By Scott M. Johnson Herald Writer
SEATTLE — He’s straight out of Compton … well, except for that four-year detour in Long Beach.
So why would Keith Price be intimidated by an environment like Autzen Stadium?
The University of Washington’s new — albeit temporary — starting quarterback is going into the proverbial hornet’s nest when he makes his first collegiate start this Saturday in Eugene, Ore. Price and the Huskies will face a top-ranked Oregon team that has been making mincemeat of opponents this season.
But if you think Price is scared, you don’t know Keith Price.
“I’m going to go out there and just have fun and play, just like high school,” the eternally-grinning redshirt freshman said Wednesday evening.
Price grew up in Compton, a section of Los Angeles known for its crime. It wasn’t the most conducive environment for a kid so dedicated to the game of football that he slept with a pigskin at night.
“It was rough, hanging out with the wrong crowd of guys,” he said. “My parents didn’t like that too much.”
And so Price’s parents moved him in with his Mee-Maw — grandmother Gail Manuel, along with grandfather Bob Manuel — in Long Beach so that he could get straight out of Compton. The family scraped together enough money for him to attend a private school, St. John Bosco in Bellflower, and Price eventually found the discipline he needed — both on the field and in the classroom.
“I wanted to pay them back for what they’ve done for me,” he said. “That was my main goal.”
Playing in the same league as No. 1 national quarterback prospect Matt Barkley, Price generated enough attention to get offers up and down the West Coast. UW, Oregon and Arizona State were his final three choices, and the Huskies won out because of their coaching staff.

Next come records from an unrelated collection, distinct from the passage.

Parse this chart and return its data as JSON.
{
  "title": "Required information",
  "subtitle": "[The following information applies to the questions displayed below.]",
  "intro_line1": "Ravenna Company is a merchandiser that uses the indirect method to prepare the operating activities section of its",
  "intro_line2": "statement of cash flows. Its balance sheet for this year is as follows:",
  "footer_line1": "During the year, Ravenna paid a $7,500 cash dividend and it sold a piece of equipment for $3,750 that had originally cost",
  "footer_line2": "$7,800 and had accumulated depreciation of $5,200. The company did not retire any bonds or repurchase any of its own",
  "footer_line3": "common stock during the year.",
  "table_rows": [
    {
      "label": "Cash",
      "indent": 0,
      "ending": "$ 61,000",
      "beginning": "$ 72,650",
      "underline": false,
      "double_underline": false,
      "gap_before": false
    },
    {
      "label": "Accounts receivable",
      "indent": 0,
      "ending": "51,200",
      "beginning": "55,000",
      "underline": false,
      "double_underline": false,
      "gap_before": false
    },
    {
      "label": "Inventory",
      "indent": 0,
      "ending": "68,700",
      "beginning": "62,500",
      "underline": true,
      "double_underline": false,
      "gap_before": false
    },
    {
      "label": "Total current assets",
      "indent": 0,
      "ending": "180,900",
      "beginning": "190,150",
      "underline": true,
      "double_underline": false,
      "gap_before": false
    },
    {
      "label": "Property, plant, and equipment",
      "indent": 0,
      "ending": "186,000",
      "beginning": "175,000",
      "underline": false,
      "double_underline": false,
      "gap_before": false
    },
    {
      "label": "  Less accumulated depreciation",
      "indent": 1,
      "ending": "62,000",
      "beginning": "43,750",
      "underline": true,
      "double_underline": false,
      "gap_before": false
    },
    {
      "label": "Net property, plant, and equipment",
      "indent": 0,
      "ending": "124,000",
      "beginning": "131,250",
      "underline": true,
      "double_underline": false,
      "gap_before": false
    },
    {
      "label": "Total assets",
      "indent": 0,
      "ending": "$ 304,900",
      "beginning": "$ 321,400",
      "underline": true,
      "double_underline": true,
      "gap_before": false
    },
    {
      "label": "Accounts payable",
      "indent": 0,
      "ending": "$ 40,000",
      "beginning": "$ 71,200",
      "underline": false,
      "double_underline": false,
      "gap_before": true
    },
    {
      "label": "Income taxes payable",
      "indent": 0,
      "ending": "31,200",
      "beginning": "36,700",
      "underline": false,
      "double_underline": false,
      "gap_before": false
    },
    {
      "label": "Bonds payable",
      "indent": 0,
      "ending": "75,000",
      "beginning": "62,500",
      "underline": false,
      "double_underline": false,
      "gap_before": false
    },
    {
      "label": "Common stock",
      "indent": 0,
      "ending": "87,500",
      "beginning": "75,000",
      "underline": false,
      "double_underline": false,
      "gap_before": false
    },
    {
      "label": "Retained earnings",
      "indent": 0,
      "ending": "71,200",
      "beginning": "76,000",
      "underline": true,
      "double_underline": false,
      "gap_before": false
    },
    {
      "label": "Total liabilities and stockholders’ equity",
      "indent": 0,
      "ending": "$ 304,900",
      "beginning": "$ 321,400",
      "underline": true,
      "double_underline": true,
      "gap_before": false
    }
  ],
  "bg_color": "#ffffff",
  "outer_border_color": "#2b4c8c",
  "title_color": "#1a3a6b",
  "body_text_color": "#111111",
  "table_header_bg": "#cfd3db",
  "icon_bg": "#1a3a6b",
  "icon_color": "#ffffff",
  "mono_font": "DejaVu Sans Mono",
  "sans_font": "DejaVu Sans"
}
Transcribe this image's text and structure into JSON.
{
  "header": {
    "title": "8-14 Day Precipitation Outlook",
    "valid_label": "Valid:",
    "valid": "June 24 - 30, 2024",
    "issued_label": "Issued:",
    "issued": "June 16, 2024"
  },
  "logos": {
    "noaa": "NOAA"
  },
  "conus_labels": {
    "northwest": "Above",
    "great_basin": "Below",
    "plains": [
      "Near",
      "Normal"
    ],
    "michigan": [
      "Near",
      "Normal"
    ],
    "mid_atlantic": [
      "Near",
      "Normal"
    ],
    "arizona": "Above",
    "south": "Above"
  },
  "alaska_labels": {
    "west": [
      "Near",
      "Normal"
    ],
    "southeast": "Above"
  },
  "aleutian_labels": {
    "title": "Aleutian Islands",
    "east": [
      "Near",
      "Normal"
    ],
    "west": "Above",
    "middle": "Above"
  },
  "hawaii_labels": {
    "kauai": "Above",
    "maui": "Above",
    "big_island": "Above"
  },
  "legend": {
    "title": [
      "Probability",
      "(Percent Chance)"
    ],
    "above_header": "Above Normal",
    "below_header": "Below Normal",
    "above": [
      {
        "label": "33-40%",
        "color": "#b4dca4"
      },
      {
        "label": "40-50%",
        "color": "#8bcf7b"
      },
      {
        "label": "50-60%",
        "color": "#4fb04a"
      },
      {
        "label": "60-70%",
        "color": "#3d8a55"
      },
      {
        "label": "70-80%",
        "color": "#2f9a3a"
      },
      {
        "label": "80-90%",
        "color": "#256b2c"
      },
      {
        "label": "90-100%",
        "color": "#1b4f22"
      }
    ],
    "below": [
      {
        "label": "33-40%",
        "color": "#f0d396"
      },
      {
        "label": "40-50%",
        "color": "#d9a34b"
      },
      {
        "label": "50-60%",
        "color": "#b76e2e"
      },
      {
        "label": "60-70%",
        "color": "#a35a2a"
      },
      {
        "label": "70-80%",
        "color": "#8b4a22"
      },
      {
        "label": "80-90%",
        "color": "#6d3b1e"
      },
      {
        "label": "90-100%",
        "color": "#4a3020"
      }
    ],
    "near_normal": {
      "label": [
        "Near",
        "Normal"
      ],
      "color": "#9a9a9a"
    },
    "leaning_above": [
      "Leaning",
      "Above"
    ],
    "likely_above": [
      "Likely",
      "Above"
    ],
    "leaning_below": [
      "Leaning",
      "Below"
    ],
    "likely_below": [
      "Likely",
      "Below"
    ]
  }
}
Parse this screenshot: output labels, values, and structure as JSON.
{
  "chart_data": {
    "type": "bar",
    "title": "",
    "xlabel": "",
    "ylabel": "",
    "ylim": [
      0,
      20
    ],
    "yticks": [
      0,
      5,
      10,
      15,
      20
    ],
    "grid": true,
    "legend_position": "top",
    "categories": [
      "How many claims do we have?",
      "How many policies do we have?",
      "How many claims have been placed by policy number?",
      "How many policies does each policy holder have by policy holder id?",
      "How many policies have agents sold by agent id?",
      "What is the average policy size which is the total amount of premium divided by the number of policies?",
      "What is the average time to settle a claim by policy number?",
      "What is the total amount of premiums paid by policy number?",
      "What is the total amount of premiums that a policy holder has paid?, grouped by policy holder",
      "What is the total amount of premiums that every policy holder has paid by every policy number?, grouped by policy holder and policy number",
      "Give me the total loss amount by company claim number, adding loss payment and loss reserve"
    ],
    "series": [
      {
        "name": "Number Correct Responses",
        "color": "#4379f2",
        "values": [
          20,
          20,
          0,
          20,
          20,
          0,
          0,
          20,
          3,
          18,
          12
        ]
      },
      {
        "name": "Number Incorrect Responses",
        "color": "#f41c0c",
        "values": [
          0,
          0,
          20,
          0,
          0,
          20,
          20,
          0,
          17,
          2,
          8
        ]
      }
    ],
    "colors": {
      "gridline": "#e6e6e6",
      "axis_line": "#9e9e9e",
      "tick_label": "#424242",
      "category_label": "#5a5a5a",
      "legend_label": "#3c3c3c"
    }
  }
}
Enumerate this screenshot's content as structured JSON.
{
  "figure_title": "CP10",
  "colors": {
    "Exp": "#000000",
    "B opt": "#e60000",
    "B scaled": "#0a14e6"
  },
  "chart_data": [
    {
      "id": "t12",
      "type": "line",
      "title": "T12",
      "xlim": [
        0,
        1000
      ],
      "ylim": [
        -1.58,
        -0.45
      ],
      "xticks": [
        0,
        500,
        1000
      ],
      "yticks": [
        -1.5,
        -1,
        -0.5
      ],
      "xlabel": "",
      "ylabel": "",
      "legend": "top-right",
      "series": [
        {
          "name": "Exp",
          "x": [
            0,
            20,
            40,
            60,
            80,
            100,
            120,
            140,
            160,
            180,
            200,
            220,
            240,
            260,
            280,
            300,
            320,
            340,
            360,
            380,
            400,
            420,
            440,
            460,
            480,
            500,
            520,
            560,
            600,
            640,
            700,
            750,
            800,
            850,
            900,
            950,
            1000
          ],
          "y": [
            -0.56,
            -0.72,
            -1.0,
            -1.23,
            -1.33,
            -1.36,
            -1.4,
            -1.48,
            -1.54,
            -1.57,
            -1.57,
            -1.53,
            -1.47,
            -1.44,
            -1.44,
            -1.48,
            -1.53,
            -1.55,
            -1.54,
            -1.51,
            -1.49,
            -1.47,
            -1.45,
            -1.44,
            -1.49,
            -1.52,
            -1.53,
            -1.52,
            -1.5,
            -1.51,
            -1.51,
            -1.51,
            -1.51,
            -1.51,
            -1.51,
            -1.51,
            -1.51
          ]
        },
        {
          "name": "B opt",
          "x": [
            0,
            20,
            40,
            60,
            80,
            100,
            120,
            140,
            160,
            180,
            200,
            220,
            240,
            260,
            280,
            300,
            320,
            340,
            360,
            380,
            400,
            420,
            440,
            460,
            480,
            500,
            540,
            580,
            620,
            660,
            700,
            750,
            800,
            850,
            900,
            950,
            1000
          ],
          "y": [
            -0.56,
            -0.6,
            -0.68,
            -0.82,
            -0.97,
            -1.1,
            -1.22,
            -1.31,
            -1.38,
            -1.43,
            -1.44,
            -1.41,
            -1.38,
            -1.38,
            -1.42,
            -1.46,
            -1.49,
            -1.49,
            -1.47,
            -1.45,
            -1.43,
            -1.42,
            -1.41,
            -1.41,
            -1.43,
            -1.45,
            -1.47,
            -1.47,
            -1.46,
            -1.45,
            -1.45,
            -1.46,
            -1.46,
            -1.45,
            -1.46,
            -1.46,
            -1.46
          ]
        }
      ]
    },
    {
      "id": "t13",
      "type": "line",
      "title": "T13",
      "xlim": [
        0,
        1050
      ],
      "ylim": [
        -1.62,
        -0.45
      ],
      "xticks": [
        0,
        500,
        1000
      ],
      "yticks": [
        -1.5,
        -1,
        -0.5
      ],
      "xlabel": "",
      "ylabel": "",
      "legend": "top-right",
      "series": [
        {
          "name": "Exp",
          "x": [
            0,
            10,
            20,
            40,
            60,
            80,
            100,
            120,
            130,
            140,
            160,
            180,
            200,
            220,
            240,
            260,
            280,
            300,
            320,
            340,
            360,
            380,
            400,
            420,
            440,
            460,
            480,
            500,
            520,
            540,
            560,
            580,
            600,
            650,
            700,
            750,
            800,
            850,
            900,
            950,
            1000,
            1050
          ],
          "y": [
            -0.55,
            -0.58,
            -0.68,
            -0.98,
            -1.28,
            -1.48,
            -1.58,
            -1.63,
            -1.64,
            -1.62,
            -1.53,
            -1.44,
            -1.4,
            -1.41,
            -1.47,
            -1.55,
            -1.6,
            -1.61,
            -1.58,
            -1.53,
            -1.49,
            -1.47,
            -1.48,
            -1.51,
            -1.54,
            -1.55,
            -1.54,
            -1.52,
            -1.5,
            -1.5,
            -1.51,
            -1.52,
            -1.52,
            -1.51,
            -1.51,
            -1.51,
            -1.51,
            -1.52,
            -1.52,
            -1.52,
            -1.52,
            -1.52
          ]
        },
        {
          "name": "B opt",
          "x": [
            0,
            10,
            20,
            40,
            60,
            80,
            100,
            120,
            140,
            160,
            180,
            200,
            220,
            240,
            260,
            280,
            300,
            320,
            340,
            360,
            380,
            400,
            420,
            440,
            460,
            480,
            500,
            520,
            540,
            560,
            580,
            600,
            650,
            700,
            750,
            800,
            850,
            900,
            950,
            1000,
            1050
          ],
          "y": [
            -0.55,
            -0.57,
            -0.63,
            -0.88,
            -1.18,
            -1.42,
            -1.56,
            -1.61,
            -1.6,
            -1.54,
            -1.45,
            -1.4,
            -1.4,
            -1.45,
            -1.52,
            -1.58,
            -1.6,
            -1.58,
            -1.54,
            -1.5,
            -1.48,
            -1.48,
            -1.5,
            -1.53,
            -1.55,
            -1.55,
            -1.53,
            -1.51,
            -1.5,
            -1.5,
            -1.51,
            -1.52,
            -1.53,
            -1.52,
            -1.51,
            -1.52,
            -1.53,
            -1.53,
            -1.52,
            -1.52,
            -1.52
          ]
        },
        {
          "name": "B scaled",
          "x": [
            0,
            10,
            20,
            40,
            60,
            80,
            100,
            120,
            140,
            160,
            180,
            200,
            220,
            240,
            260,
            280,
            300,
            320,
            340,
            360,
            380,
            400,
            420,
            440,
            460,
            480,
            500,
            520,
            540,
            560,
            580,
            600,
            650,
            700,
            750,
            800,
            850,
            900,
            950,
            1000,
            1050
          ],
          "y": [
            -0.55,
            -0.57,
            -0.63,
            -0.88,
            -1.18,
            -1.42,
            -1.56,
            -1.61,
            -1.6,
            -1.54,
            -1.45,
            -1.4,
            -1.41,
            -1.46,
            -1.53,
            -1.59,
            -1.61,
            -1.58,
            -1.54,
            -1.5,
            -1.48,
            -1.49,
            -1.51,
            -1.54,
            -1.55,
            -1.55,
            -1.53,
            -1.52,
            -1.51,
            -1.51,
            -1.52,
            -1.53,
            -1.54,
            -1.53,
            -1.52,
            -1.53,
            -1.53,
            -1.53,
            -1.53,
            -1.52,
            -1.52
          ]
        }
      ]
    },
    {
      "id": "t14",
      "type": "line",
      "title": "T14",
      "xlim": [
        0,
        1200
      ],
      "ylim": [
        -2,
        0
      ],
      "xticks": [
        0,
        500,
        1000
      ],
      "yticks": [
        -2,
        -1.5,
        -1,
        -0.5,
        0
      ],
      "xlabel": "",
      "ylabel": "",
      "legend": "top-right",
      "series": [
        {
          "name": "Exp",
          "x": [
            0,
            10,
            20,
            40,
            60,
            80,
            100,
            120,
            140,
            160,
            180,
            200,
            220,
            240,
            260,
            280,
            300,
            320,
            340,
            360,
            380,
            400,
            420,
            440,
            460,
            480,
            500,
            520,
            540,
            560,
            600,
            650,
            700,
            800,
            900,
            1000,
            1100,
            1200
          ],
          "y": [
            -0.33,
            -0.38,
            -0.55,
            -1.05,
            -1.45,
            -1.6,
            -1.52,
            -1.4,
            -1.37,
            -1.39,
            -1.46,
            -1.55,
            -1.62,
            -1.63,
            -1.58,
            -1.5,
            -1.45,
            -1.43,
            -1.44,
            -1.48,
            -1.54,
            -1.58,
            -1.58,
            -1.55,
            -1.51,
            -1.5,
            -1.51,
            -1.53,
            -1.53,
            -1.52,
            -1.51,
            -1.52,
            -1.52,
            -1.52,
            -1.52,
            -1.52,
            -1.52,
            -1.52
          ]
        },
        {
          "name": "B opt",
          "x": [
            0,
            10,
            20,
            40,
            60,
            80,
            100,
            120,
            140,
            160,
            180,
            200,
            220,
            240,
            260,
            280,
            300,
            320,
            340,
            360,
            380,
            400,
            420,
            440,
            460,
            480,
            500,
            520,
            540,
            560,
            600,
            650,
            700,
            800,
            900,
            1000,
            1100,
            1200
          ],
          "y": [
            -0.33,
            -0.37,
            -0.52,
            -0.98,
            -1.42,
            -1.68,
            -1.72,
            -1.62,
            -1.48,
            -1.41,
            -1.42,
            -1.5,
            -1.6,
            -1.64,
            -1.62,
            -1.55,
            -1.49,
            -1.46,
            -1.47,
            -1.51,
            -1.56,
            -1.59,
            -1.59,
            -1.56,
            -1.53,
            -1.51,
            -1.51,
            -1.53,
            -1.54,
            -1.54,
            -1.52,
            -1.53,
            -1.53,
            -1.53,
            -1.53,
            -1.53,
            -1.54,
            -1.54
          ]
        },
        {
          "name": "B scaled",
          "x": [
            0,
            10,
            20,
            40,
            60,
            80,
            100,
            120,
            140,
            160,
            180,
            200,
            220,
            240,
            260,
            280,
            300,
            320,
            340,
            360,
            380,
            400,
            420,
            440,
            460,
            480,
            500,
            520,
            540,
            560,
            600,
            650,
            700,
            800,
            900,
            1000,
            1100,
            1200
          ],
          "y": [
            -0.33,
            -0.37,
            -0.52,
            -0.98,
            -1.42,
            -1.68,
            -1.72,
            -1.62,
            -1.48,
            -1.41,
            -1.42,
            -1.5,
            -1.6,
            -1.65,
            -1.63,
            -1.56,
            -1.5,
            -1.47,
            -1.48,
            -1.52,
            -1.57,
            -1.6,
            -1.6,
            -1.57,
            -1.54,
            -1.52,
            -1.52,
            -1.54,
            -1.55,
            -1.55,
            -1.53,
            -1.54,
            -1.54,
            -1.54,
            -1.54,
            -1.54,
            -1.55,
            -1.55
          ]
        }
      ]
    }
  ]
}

During a recruiting visit to Oregon, Price made his first trip to Autzen. But he wasn’t taking snaps for the opposing team on that day, so he knows Saturday will be a different story.
“I know what it’s going to be like,” said Price, who will replace injured starter Jake Locker on Saturday but isn’t expected to be needed beyond that game. “I’ve already been getting (text) messages, you know. I can already see it coming, but I’m going to try and tune all that stuff out.”
The text messages from Oregon fans were surprising, and yet they helped open his eyes to what a passionate fan base the Ducks have.
“I don’t even know who they are,” he said of the people who have been trash-talking through social media this week. “They’re getting in contact with me, I don’t know. I guess they’re texting me, trying to send me Facebook (messages). I don’t know how they got (my cell phone number).”
Through it all, Price has maintained his sunny disposition.
Nothing seems to rattle the happy-go-lucky kid from Compton. He grew up in a tough neighborhood and, as a senior in high school, had one of his closest friends get shot in the neck.
So preparing for his first collegiate start isn’t enough to shake Price’s spirits.
“He loves the game, he loves playing it, and that’s what he shows,” wide receiver Jermaine Kearse said. “He has fun with it, and he loves it.”
On the field, Price has shown an ability to play without fear as well. When an injury forced Locker off the field early in the fourth quarter of a game at USC last month, Price stepped in and threw a short touchdown pass on his first snap. While Locker has been hobbled by quad and rib injuries in the weeks that followed, Price has aptly run the No. 1 offense at nearly every practice.
But playing at Autzen Stadium is an entirely different animal.
“I think the whole key to this thing is: not being distracted,” said Huskies coach Steve Sarkisian, who was part of the USC staff when Trojans quarterback Mark Sanchez made his first career road start at Oregon. “At times at Autzen, you can be distracted — not only by the noise, but the frantic atmosphere that is there.
“I think what’s key is to hone in on what we want to accomplish, focus on the task at hand, but also enjoy the experience of it. You’re not going to be oblivious to it, so you better be able to embrace it and enjoy it, but also focus on the task at hand.”
If anybody’s ready to step into the hornet’s nest that is Autzen, it’s the kid from Compton with the never-ending smile.
“Keith’s just excited to be out there,” Kearse said. “He’s been waiting for his chance, and he’s ready to show his talent.”
For the second day in a row, Sarkisian played quarterback with the scout team Wednesday. With a sore arm and an ailing back from the previous day’s work, the 36-year-old coach and former quarterback threw five interceptions while trying to run the Oregon offense. Sarkisian wanted to run the Ducks’ offense so that he could show UW’s starting defense what the tempo will be like in Saturday’s game. “I felt better today,” he said after Wednesday’s practice. “I was a little exhausted (Tuesday). I was just tired today.” … The Huskies appear ready to make another switch on their offensive line, with seniors Gregory Christine at guard and Cody Habben at tackle stepping in for true freshmen Colin Porter and Erik Kohler. Both seniors replaced their younger teammates in the first quarter of last week’s loss to Stanford, and they have continued to run with the No. 1 offense at practices this week. “It’ll be a great challenge for them,” Sarkisian said of his offensive line facing the Ducks. “Oregon is very good up front.”